It looks, unfortunately, like Cliff Avril’s career is finished.
Pete Carroll told SiriusXM NFL Radio that the Seahawks are going to put Avril on injured reserve, meaning his season probably is over. Carroll said the 31-year-old is “seeing a bunch of doctors, seriously looking at a big decision.”
If he can’t play now, despite apparently feeling fine after suffering a stinger against the Colts, why would he return off IR in eight weeks or come back at all in 2018? Carroll previously said tests “showed some stuff” — and the IR move indicates that “stuff” was serious enough to shut down one of Seattle’s top defenders.
Avril told Yahoo Sports he is not thinking of retiring right now and that the “big decision” is whether to undergo neck surgery.
But Michael Bennett made it sound very much like Avril, who is in his 10th NFL season, knows he needs to retire.
“I think it’s a hard situation,” Bennett said. “I think any time you do something for a long period of time and it gets taken away from you and you can’t walk away from it the way you want to walk away from it, it’s a stressful thing. So I think it’s good that the Seahawks are so great and letting this be a private kind of affair and not really keeping people too in tune with what is going on. But I know it’s very hard for him at this moment because he didn’t get to do what he wanted to do.”
If this is the sudden end for Avril, a la Mack Strong in 2007, the Seahawks will miss him — on the field and off.
Avril, who joined Seattle with Bennett in 2013, is one of the top seven or eight defensive linemen in the 42-year history of the Seahawks — a list led by Hall of Famer Cortez Kennedy and fellow Ring of Honor member Jacob Green.

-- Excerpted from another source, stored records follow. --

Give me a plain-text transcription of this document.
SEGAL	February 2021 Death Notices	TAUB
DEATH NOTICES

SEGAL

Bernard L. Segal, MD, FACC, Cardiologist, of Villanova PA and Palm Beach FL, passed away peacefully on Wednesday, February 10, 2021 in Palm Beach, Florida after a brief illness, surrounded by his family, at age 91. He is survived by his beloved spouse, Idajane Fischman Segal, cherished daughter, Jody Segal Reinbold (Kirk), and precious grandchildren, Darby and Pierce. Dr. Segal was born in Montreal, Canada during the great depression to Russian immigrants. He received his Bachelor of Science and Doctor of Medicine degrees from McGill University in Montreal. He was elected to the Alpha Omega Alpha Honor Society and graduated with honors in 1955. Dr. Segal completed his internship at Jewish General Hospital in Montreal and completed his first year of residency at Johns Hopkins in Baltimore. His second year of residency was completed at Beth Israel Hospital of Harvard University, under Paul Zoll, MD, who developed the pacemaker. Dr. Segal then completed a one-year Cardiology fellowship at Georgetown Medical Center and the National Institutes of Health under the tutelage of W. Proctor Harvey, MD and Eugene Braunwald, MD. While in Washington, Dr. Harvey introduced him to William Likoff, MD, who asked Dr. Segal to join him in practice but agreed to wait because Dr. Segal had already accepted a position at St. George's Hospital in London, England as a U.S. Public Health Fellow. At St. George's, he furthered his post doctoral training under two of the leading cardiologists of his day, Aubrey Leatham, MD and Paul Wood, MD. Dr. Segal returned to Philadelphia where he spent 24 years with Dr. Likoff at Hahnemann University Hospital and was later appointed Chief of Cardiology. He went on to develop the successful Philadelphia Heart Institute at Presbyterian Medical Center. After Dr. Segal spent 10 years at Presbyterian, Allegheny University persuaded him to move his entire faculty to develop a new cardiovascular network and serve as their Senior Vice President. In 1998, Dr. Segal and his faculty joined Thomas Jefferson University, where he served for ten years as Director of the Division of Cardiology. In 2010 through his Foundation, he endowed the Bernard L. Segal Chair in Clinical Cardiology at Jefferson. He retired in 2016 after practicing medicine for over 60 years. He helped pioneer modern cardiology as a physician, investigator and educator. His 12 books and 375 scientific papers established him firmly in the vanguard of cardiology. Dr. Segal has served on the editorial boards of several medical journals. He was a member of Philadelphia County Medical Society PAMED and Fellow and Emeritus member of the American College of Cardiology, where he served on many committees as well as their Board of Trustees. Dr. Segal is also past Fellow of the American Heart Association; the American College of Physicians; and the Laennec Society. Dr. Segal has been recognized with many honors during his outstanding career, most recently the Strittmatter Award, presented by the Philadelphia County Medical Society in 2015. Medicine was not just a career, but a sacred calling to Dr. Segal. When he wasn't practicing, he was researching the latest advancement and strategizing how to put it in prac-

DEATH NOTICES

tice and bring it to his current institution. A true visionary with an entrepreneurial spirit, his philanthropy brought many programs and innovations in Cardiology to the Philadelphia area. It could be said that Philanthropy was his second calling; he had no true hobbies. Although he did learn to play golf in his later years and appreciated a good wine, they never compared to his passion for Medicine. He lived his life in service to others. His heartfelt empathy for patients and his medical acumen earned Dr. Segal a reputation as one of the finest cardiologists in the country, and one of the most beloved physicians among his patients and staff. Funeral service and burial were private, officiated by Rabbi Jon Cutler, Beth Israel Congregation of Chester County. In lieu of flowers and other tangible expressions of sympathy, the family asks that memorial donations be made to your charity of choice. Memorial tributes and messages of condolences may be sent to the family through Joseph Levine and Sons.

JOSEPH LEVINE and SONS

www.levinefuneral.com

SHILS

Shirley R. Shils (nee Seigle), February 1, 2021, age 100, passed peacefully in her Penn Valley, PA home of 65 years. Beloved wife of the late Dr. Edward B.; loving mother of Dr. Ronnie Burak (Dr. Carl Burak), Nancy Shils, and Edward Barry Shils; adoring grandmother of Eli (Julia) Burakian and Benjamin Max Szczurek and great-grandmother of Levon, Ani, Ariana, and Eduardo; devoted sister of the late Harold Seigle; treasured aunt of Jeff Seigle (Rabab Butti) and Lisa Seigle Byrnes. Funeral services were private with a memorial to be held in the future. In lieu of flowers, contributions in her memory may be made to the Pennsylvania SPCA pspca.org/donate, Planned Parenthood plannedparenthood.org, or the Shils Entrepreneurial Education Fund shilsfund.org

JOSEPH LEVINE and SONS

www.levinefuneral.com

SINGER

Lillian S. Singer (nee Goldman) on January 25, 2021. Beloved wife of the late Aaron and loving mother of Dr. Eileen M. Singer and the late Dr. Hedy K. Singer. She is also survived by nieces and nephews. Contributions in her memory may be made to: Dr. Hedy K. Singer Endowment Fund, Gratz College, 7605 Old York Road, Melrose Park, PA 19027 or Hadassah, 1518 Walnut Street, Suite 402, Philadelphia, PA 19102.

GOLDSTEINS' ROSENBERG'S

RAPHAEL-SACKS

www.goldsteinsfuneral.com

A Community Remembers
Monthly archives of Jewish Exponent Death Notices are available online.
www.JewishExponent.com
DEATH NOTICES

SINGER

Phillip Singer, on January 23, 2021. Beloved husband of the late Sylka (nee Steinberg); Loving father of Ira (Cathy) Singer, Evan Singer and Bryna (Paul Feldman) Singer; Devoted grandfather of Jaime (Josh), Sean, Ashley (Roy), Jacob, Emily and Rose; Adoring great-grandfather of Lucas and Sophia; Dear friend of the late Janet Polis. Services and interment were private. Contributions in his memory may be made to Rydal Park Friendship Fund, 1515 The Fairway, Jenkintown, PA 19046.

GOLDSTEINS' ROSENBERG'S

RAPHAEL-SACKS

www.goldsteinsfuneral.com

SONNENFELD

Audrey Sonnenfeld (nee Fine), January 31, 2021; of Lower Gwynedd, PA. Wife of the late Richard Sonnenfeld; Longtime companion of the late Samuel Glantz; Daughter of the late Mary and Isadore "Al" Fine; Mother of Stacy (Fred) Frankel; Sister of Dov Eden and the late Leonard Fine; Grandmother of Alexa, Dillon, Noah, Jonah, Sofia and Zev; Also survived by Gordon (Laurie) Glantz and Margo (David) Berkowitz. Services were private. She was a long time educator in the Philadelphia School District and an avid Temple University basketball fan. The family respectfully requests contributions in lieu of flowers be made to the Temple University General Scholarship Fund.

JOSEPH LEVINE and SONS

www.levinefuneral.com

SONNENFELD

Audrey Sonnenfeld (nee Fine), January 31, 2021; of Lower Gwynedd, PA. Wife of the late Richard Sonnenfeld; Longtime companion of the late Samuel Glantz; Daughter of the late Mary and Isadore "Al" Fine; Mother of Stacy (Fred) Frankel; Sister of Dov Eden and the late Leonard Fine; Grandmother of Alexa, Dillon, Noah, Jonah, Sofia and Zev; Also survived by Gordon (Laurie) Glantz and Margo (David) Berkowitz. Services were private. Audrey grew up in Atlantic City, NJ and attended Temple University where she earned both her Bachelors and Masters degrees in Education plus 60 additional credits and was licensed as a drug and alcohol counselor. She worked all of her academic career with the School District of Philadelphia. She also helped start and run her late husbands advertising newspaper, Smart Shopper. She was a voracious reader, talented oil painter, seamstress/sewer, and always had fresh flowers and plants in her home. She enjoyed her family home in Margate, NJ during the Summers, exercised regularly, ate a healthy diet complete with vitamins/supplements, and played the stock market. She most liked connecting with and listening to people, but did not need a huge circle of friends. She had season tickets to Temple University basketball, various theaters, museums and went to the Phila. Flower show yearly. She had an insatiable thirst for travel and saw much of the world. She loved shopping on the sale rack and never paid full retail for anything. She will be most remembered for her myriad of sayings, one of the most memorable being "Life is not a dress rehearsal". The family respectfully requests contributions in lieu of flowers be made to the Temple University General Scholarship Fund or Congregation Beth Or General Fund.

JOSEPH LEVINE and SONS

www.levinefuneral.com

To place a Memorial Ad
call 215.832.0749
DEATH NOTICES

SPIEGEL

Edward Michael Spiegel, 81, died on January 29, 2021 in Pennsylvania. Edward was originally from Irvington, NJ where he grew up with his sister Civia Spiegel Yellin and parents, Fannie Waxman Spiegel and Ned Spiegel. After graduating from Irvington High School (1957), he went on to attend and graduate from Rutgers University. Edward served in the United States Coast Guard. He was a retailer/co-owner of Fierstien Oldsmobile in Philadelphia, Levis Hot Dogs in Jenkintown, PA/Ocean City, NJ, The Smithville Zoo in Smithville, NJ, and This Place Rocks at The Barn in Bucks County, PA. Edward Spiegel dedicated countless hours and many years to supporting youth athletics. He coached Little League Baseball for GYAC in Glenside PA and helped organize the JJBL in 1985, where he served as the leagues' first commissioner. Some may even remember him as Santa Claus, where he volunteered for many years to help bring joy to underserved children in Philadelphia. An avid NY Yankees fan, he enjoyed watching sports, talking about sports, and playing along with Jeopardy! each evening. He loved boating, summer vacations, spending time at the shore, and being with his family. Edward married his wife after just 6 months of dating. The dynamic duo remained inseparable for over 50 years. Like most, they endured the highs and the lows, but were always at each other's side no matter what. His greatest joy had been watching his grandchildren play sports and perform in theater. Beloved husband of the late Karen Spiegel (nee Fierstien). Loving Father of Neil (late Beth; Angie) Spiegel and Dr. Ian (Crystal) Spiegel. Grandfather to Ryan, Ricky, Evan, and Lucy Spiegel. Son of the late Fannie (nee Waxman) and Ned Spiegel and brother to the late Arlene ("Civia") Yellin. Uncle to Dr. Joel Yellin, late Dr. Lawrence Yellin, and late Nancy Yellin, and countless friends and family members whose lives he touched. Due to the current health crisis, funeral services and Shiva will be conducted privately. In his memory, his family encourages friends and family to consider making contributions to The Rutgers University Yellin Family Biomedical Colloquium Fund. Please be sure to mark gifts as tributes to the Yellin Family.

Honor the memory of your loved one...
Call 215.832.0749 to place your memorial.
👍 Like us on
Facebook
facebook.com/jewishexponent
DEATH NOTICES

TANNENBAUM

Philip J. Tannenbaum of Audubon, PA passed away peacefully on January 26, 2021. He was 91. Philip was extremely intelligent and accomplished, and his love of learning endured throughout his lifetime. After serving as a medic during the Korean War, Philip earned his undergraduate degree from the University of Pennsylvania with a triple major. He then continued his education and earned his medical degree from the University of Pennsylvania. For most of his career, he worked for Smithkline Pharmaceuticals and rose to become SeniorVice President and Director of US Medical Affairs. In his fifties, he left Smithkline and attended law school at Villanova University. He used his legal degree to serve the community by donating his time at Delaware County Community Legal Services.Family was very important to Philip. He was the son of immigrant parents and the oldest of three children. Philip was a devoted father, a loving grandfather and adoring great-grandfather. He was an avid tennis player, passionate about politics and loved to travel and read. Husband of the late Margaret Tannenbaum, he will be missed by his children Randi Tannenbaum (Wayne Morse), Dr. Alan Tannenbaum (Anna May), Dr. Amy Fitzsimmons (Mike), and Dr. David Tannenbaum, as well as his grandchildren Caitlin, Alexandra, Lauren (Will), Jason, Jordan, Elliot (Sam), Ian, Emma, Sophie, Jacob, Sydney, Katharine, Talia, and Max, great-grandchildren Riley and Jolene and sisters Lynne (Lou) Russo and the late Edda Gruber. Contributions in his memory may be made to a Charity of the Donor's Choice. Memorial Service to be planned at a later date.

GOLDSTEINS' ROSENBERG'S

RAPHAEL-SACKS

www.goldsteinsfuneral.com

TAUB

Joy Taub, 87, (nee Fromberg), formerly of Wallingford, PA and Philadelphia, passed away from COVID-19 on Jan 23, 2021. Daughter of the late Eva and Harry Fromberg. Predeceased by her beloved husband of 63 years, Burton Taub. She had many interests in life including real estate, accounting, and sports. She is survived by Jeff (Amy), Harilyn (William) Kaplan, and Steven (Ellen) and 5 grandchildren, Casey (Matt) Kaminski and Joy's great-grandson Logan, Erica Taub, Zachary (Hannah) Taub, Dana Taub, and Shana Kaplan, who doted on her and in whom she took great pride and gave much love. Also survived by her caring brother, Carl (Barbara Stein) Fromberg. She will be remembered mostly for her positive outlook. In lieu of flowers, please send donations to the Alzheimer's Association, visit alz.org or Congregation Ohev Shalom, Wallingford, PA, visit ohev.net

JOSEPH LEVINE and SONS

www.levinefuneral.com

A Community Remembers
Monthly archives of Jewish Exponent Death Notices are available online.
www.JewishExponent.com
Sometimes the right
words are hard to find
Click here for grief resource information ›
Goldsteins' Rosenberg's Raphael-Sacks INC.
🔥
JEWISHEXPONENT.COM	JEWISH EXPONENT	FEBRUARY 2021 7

Avril is right up there with Joe Nash, Jeff Bryant, Michael Sinclair, Chris Clemons and Bennett.
Avril is tied with Bennett for ninth on the team’s sack list, with 34.5. Added to the 39.5 he compiled in five years with Detroit, Avril ranks 75th in NFL history.
He also has forced 30 fumbles in his career — 14 of them in Seattle. Only Sinclair had more for the Hawks — 25 from 1992 to 2001 — but Avril forced them more often (.21 per game to Sinclair’s .17).
As good as he has been on the field, Avril has been awesome off it as well. He has been very active in Haiti, where his parents are from, building houses and a school. He promised a house for every sack in 2016, and he followed through with 12 houses after recording a career-high 11.5 sacks. He was named the Seahawks Man of the Year for his humanitarian deeds.
Avril has been one of the best Seahawks of the Carroll era — supporting teammates in their endeavors as well and never presenting himself in a negative light. He has been a true pro who will be missed for his leadership and great play.
He surely will make the best decision for himself, based on all of the top medical advice he can get. And if that means he returns late this season or next year, the Seahawks will be better for it.
But it sure looks like we are saying a premature goodbye to one of the best D-linemen the Hawks have had. And that’s too bad.